In a Feb. 25, 1993, article titled "Insiders Didn't Take Much of a Gamble with Argosy Gaming," the New York Times reported that the "insiders invested $201,000 for their stock, or roughly a penny a share. In the offering, they sold 8.3 percent of their shares for $31.7 million. Add in the $13 million of dividends they have received, and their investment looks pretty good." The New York Times then noted that the current "market was valuing the company at $462 million."

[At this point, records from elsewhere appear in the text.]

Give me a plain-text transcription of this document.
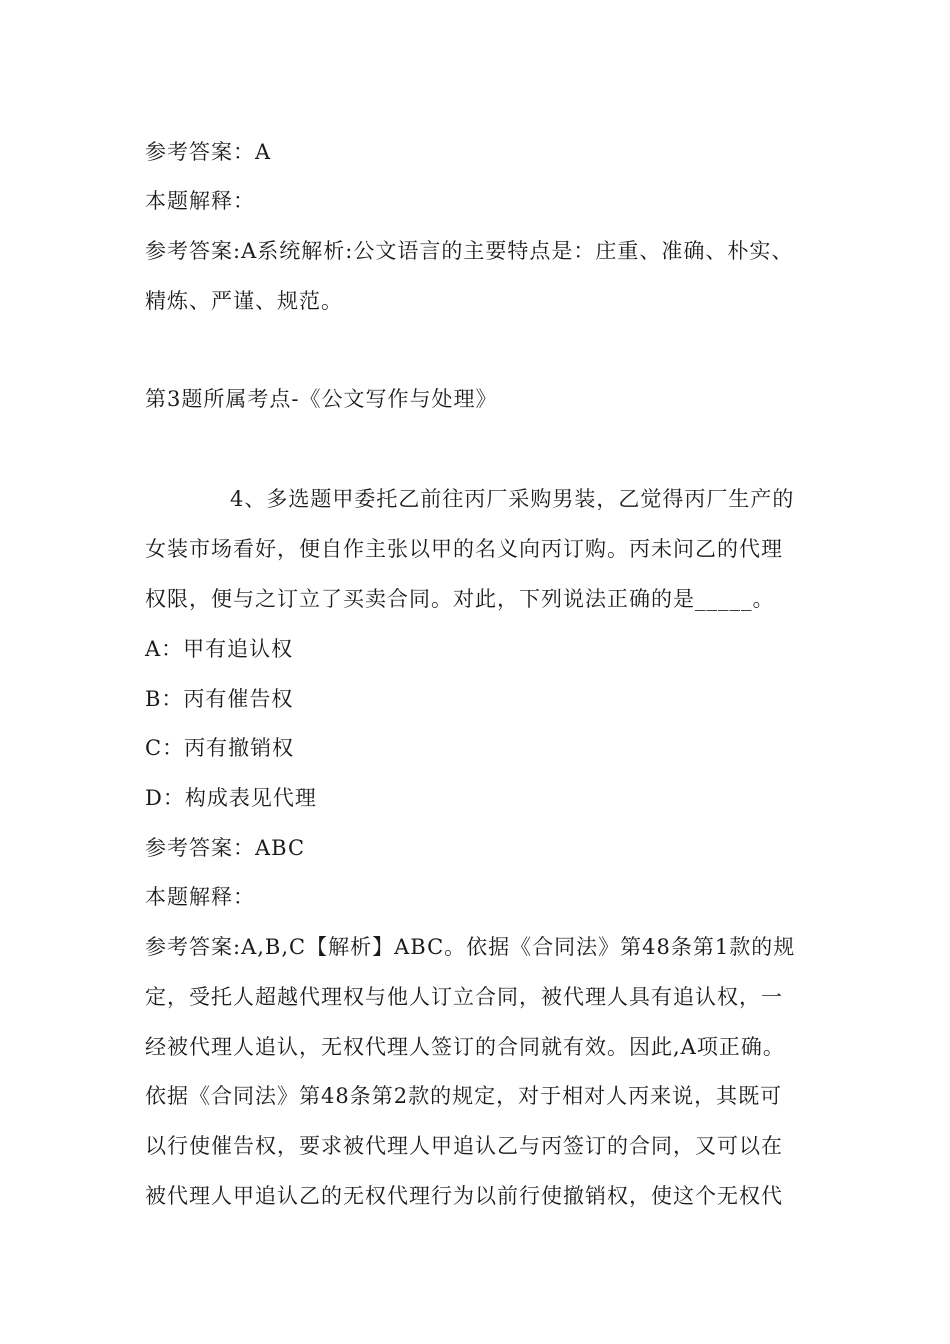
参考答案：A
本题解释：
参考答案:A系统解析:公文语言的主要特点是：庄重、准确、朴实、
精炼、严谨、规范。
第3题所属考点-《公文写作与处理》
4、多选题甲委托乙前往丙厂采购男装，乙觉得丙厂生产的
女装市场看好，便自作主张以甲的名义向丙订购。丙未问乙的代理
权限，便与之订立了买卖合同。对此，下列说法正确的是_____。
A：甲有追认权
B：丙有催告权
C：丙有撤销权
D：构成表见代理
参考答案：ABC
本题解释：
参考答案:A,B,C【解析】ABC。依据《合同法》第48条第1款的规
定，受托人超越代理权与他人订立合同，被代理人具有追认权，一
经被代理人追认，无权代理人签订的合同就有效。因此,A项正确。
依据《合同法》第48条第2款的规定，对于相对人丙来说，其既可
以行使催告权，要求被代理人甲追认乙与丙签订的合同，又可以在
被代理人甲追认乙的无权代理行为以前行使撤销权，使这个无权代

In a 2003 Illinois analysis, Jeff Hooke, the chair of the Maryland Tax Education Foundation, confirmed that the FMV for casino licenses was approximately $500 million. He noted that Argosy Gaming's purchase of a suburban Cincinnati casino license in 2001 was $750 million. In 2002, the Rosemont casino license (which was originally granted by Illinois for $25,000) got a bid of $615 million, and in 2000 a Detroit casino license was $660 million.

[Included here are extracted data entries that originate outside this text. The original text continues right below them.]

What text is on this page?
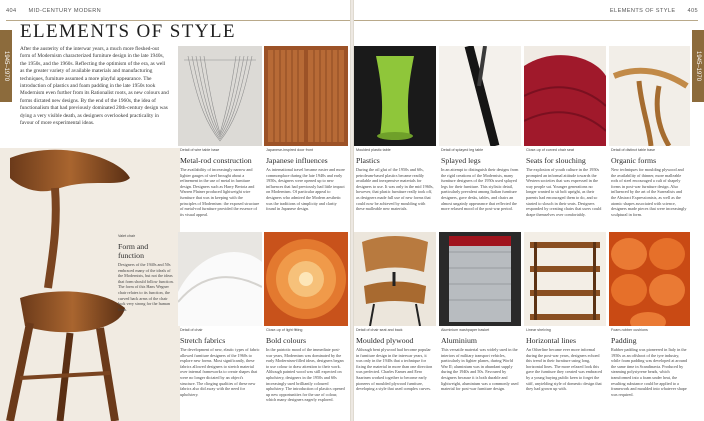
404 MID-CENTURY MODERN
1945–1970
ELEMENTS OF STYLE
After the austerity of the interwar years, a much more fleshed-out form of Modernism characterized furniture design in the late 1940s, the 1950s, and the 1960s. Reflecting the optimism of the era, as well as the greater variety of available materials and manufacturing techniques, furniture assumed a more playful appearance. The introduction of plastics and foam padding in the late 1950s took Modernism even further from its Rationalist roots, as new colours and forms dictated new designs. By the end of the 1960s, the idea of functionalism that had previously dominated 20th-century design was dying a very visible death, as designers overlooked practicality in favour of more experimental ideas.
Valet chair
Form and function

Designers of the 1940s and 50s embraced many of the ideals of the Modernists, but not the ideas that form should follow function. The form of this Hans Wegner chair relates to its function, the curved back arms of the chair look very strong for the human form.

Detail of wire table base
Metal-rod construction

The availability of increasingly narrow and lighter gauges of steel brought about a refinement in the use of metal in furniture design. Designers such as Harry Bertoia and Warren Platner produced lightweight wire furniture that was in keeping with the principles of Modernism: the exposed structure of metal-rod furniture provided the essence of its visual appeal.

Japanese-inspired door front
Japanese influences

As international travel became easier and more commonplace during the late 1940s and early 1950s, designers were opened up to new influences that had previously had little impact on Modernism. Of particular appeal to designers who admired the Modern aesthetic was the traditions of simplicity and clarity found in Japanese design.

Detail of chair
Stretch fabrics

The development of new, elastic types of fabric allowed furniture designers of the 1960s to explore new forms. Most significantly, these fabrics allowed designers to stretch material over internal frameworks to create shapes that were no longer dictated by an object's structure. The clinging qualities of these new fabrics also did away with the need for upholstery.

Close-up of light fitting
Bold colours

In the patriotic mood of the immediate post-war years, Modernism was dominated by the early Modernism-filled ideas, designers began to use colour to draw attention to their work. Although painted wood was still expected on upholstery, designers in the 1950s and 60s increasingly used brilliantly coloured upholstery. The introduction of plastics opened up new opportunities for the use of colour, which many designers eagerly explored.

ELEMENTS OF STYLE 405
1945–1970
Moulded plastic table
Plastics

During the oil glut of the 1950s and 60s, petroleum-based plastics became readily available and inexpensive materials for designers to use. It was only in the mid 1960s, however, that plastic furniture really took off, as designers made full use of new forms that could now be achieved by moulding with these malleable new materials.

Detail of splayed leg table
Splayed legs

In an attempt to distinguish their designs from the rigid creations of the Modernists, many furniture designers of the 1950s used splayed legs for their furniture. This stylistic detail, particularly prevalent among Italian furniture designers, gave desks, tables, and chairs an almost ungainly appearance that reflected the more relaxed mood of the post-war period.

Close-up of curved chair seat
Seats for slouching

The explosion of youth culture in the 1950s prompted an informal attitude towards the Western societies that was expressed in the way people sat. Younger generations no longer wanted to sit bolt upright, as their parents had encouraged them to do, and so started to slouch in their seats. Designers responded by creating chairs that users could drape themselves over comfortably.

Detail of distinct table base
Organic forms

New techniques for moulding plywood and the availability of thinner, more malleable rods of steel encouraged a cult of shapely forms in post-war furniture design. Also influenced by the art of the Surrealists and the Abstract Expressionists, as well as the atomic shapes associated with science, designers made pieces that were increasingly sculptural in form.

Detail of chair seat and back
Moulded plywood

Although bent plywood had become popular in furniture design in the interwar years, it was only in the 1940s that a technique for fixing the material in more than one direction was perfected. Charles Eames and Eero Saarinen worked together to become early pioneers of moulded plywood furniture, developing a style that used complex curves.

Aluminium washpaper basket
Aluminium

This versatile material was widely used in the interiors of military transport vehicles, particularly in fighter planes, during World War II; aluminium was in abundant supply during the 1940s and 50s. Favoured by designers because it is both durable and lightweight, aluminium was a commonly used material for post-war furniture design.

Linear shelving
Horizontal lines

An Otherline became ever more informal during the post-war years, designers echoed this trend in their furniture using long, horizontal lines. The more relaxed look this gave the furniture they created was embraced by a young buying public keen to forget the stiff, unyielding style of domestic design that they had grown up with.

Foam-rubber cushions
Padding

Rubber padding was pioneered in Italy in the 1950s as an offshoot of the tyre industry, while foam padding was developed at around the same time in Scandinavia. Produced by steaming polystyrene beads, which transformed into a foam under heat, the resulting substance could be applied to a framework and moulded into whatever shape was required.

Even casinos in regulatory trouble sell for approximately $500 million. In Illinois, the Nevada owner of Horseshoe Gaming was forced to sell his Illinois casino for $465 million — but it should be remembered that the initial Illinois license fee was just $25,000. In Missouri, the tainted Station Casinos sold its casino for $488 million and exited the state.
But in Illinois in the new 555-page gambling expansion bill, casino licenses are just $100,000 — another proposed $5 billion to $10 billion legal giveaway to Big Gambling's insiders. To be precise, there are other initial fees which would give Illinois a one-time revenue of $1.2 billion. However, $1.2 billion is nothing compared to $5 billion to $10 billion.

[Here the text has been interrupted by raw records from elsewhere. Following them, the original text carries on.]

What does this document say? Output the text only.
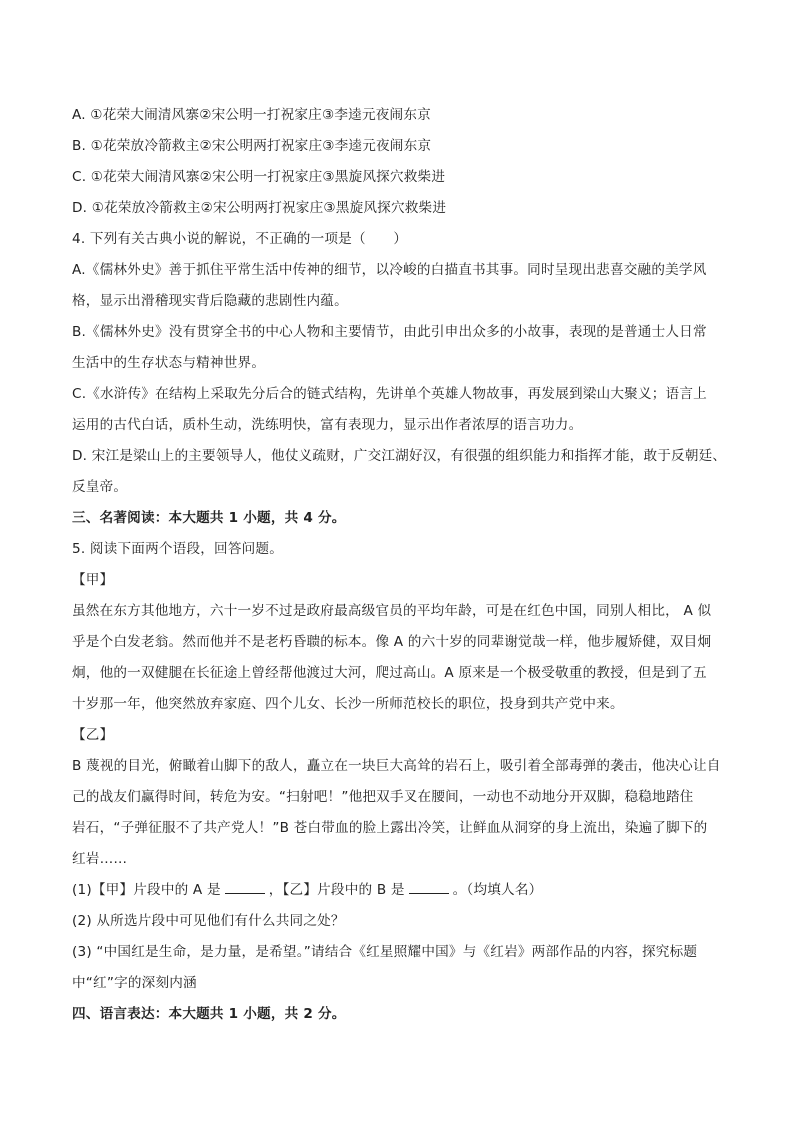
A. ①花荣大闹清风寨②宋公明一打祝家庄③李逵元夜闹东京
B. ①花荣放冷箭救主②宋公明两打祝家庄③李逵元夜闹东京
C. ①花荣大闹清风寨②宋公明一打祝家庄③黑旋风探穴救柴进
D. ①花荣放冷箭救主②宋公明两打祝家庄③黑旋风探穴救柴进
4. 下列有关古典小说的解说，不正确的一项是（　　）
A.《儒林外史》善于抓住平常生活中传神的细节，以冷峻的白描直书其事。同时呈现出悲喜交融的美学风
格，显示出滑稽现实背后隐藏的悲剧性内蕴。
B.《儒林外史》没有贯穿全书的中心人物和主要情节，由此引申出众多的小故事，表现的是普通士人日常
生活中的生存状态与精神世界。
C.《水浒传》在结构上采取先分后合的链式结构，先讲单个英雄人物故事，再发展到梁山大聚义；语言上
运用的古代白话，质朴生动，洗练明快，富有表现力，显示出作者浓厚的语言功力。
D. 宋江是梁山上的主要领导人，他仗义疏财，广交江湖好汉，有很强的组织能力和指挥才能，敢于反朝廷、
反皇帝。
三、名著阅读：本大题共 1 小题，共 4 分。
5. 阅读下面两个语段，回答问题。
【甲】
虽然在东方其他地方，六十一岁不过是政府最高级官员的平均年龄，可是在红色中国，同别人相比， A 似
乎是个白发老翁。然而他并不是老朽昏聩的标本。像 A 的六十岁的同辈谢觉哉一样，他步履矫健，双目炯
炯，他的一双健腿在长征途上曾经帮他渡过大河，爬过高山。A 原来是一个极受敬重的教授，但是到了五
十岁那一年，他突然放弃家庭、四个儿女、长沙一所师范校长的职位，投身到共产党中来。
【乙】
B 蔑视的目光，俯瞰着山脚下的敌人，矗立在一块巨大高耸的岩石上，吸引着全部毒弹的袭击，他决心让自
己的战友们赢得时间，转危为安。“扫射吧！”他把双手叉在腰间，一动也不动地分开双脚，稳稳地踏住
岩石，“子弹征服不了共产党人！”B 苍白带血的脸上露出冷笑，让鲜血从洞穿的身上流出，染遍了脚下的
红岩……
(1)【甲】片段中的 A 是	，【乙】片段中的 B 是	。（均填人名）
(2) 从所选片段中可见他们有什么共同之处？
(3) “中国红是生命，是力量，是希望。”请结合《红星照耀中国》与《红岩》两部作品的内容，探究标题
中“红”字的深刻内涵
四、语言表达：本大题共 1 小题，共 2 分。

In addition to the initial license fees, there are minimal taxes paid by Illinois gambling facilities and slots parlors when compared to other states.
In Canada, all gambling revenues must go directly into government bank accounts, making the tax rate 100 percent. The service providers, including many of the same gambling companies that operate in Illinois, then receive only a service fee.
By comparison, Illinois proponents for a Chicago casino historically argued for a tax rate of 10 percent down to 7.7 percent.
In the new Illinois gambling expansion bill, a proposed Chicago casino wants to be a government unto itself — bypassing the regulations of the Illinois Gaming Board and its noted chair, Judge Aaron Jaffe. This 555-page bill actually proposes a law to indirectly fire the entire Illinois Gaming Board, ostensibly because the board is doing good regulatory work.
The Chicago Crime Commission also vehemently opposes a Chicago casino. Formed to combat Al Capone, the commission has been echoing Gov. Patrick Quinn's mantra during the last 10 months when he vetoed two previous gambling expansion bills, while stating: "No loopholes for mobsters."
Via reductions in pensions and earned benefits, teachers and public employees are going to pay until the public recognizes that Big Gambling is the Big Cause of the Illinois budget crisis.
John Kindt, a professor emeritus of business and legal policy at the University of Illinois, has served in various academic capacities addressing issues involving Illinois public employees and earned benefits for several years.